If you lurk around the back alleys of many older Toronto neighbourhoods you will see an abundance of gardens designed in the old world style. The Italians and Portuguese are well known for their courtyard style gardens complete with fruit trees, and of course grape vines. In 2008 my friend Colette purchased her first home- an older house in an existing Portuguese neighbourhood, complete with a walled garden, two grape arbours and an interlock brick patio. She graciously offered to share the garden space with me so early in March we measured the space and began laying out our garden plans on paper. Tomatoes and peppers were a must- the stakes were already in place from previous years. We also happily discovered some volunteer onions and garlic already sprouting. Our plans included lettuce, bush beans, carrots and beets, 3 kinds of winter squash, pumpkins and some zucchini. We eventually decided to add potatoes to the mix-we were definitely ambitious!
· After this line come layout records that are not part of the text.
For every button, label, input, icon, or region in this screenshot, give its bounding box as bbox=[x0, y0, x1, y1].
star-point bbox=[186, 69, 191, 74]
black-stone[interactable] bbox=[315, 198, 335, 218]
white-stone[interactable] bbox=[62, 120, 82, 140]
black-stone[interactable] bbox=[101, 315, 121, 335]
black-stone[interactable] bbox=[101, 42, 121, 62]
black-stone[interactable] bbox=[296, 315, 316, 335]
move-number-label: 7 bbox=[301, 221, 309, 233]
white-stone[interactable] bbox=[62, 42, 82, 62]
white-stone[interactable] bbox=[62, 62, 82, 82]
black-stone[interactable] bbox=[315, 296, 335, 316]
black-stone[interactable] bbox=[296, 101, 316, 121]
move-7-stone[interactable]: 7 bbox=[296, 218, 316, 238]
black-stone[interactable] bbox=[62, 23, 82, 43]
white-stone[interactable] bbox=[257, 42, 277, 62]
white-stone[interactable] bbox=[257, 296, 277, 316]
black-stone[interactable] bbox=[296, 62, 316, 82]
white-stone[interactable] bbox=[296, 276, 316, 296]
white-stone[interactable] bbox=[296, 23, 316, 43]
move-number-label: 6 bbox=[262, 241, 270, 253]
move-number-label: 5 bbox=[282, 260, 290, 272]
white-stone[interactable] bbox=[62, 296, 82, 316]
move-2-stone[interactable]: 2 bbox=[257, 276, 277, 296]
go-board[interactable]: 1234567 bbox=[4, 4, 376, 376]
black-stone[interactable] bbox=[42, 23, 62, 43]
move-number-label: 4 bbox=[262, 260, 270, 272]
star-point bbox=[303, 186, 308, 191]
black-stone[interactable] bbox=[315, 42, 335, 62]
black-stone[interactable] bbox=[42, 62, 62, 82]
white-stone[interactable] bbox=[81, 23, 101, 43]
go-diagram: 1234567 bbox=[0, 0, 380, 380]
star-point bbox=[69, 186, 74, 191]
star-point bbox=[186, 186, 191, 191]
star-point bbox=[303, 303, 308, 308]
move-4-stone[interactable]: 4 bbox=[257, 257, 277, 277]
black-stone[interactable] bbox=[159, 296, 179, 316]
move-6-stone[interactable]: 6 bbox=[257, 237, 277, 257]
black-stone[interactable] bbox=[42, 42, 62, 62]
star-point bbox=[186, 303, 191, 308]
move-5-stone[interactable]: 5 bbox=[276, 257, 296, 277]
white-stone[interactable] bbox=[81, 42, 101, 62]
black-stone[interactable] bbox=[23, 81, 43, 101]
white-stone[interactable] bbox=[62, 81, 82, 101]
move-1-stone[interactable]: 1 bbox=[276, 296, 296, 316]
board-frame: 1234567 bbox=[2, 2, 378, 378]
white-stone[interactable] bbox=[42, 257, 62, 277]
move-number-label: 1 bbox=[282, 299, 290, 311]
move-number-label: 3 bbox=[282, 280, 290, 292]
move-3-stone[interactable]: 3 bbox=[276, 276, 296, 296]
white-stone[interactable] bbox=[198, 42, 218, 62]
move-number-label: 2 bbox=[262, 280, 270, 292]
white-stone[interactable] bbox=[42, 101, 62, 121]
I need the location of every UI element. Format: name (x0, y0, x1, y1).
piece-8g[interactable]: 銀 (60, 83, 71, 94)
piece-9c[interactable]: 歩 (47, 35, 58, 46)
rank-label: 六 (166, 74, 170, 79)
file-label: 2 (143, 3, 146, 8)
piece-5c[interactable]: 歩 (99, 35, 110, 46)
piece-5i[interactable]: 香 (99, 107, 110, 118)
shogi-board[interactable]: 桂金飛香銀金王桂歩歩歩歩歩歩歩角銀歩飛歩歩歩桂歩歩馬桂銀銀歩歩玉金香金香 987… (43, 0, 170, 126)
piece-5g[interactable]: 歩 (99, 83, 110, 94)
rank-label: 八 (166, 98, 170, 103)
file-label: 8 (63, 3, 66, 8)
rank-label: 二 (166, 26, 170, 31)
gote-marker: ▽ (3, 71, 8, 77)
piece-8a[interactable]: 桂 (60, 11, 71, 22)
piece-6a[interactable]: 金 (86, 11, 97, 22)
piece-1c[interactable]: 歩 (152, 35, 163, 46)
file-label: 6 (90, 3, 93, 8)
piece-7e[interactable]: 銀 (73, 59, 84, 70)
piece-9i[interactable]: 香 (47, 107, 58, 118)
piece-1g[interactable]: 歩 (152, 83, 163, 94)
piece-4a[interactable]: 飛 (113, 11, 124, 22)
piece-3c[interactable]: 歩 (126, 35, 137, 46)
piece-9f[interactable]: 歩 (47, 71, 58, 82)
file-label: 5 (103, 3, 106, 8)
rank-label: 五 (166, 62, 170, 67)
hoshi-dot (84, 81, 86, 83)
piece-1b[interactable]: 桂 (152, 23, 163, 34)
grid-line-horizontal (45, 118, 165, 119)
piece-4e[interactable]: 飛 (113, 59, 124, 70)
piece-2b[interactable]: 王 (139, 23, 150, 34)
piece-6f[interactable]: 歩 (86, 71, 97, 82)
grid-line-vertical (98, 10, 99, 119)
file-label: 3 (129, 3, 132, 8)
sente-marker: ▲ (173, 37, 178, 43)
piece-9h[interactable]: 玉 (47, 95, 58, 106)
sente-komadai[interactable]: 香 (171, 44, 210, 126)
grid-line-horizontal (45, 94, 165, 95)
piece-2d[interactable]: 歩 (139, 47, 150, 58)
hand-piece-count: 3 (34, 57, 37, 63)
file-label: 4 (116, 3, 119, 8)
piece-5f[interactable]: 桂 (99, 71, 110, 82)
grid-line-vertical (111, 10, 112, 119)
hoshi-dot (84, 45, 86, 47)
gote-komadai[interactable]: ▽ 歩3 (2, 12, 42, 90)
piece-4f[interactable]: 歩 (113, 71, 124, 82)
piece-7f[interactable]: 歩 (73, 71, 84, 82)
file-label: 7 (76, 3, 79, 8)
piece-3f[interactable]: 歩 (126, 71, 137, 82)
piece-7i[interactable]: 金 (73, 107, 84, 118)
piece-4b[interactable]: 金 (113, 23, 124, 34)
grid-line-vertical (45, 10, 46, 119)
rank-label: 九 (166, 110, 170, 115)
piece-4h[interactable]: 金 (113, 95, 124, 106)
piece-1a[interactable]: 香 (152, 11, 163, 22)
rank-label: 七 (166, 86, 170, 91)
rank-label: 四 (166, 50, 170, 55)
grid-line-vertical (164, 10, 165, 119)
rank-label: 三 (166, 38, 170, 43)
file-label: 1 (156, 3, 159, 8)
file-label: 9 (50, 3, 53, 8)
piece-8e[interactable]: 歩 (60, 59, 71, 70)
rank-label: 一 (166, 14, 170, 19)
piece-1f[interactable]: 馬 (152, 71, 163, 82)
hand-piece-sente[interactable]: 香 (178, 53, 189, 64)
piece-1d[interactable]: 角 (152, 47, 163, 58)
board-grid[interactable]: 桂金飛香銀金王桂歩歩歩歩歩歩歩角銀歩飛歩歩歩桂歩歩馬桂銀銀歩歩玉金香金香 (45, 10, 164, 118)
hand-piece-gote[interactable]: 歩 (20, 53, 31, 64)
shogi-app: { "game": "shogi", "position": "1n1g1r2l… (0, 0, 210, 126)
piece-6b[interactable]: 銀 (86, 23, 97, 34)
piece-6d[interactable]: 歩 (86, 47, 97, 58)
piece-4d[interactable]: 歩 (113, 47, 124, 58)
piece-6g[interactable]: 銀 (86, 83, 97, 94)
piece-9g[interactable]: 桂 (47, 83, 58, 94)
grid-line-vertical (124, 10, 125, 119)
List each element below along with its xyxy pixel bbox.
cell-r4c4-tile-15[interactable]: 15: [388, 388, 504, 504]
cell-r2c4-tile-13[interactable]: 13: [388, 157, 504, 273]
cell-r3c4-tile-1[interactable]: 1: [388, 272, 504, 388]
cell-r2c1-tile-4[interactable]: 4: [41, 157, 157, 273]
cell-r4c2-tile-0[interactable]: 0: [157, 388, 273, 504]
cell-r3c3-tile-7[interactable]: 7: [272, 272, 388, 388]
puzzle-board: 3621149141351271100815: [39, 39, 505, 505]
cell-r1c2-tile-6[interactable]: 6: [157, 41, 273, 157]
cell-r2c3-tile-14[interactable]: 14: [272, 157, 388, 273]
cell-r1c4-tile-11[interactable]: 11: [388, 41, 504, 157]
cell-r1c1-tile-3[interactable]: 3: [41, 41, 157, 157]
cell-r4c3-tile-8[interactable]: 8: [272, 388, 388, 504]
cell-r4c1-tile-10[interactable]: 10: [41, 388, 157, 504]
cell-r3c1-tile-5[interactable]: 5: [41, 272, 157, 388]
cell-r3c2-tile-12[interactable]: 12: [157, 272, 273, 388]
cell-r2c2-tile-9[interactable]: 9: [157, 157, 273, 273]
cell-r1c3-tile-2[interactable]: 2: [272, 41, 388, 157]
Digging the soil was the first task and an exercise in archeology. Apparently composting in this garden included bits of metal, broken tile, string, wood and what we hoped were soup bones. The soil itself was heavy clay and although it seems nutrient rich there was the issue of it compacting into a solid mass when wet. This was made more apparent as the summer progressed and the root veggies failed to produce the type of roots we were hoping for. Lots of leafy greens but not much else. The tomatoes and peppers started out well but were eventually crowded out by the grape vines that we neglected to cut back. One particular tomato- a yellow cherry, did exceedingly well, producing a prodigious amount of fruit right up until frost hit. However it also sent out 8 ft branches in all directions that we were too timid to prune and too overwhelmed to keep staked, thus contributing to the jungle that our tomato patch became. Lesson learned- plant tomatoes further apart and prune the indeterminants.
As for the other crops- lettuces were great, beans were plentiful and all the squashes did well even if they had a tendency to take over. The baby squash were a magnet for the rodents in the area-we lost a few and the remainder had teeth marks but we managed to see a few of each through to maturity. The potatoes were the biggest surprise- we planted early reds and had to fight the temptation to dig them up once they had finished flowering- again our lack of knowledge was a bit of drawback because we had only the rather vague instructions from the seed package for advice. We ended up waiting until late Sept at which point the vines had yellowed for the most part and we were delighted to find tons of rather large potatoes- about 20 lbs in total! To my taste however they were bland and not as good as the tiny ones I grew in a bucket. Perhaps it was the particular type we grew or maybe we just had bland soil.
All in all, our first year in the ground was a moderate success and we definitely learned a lot of valuable lessons.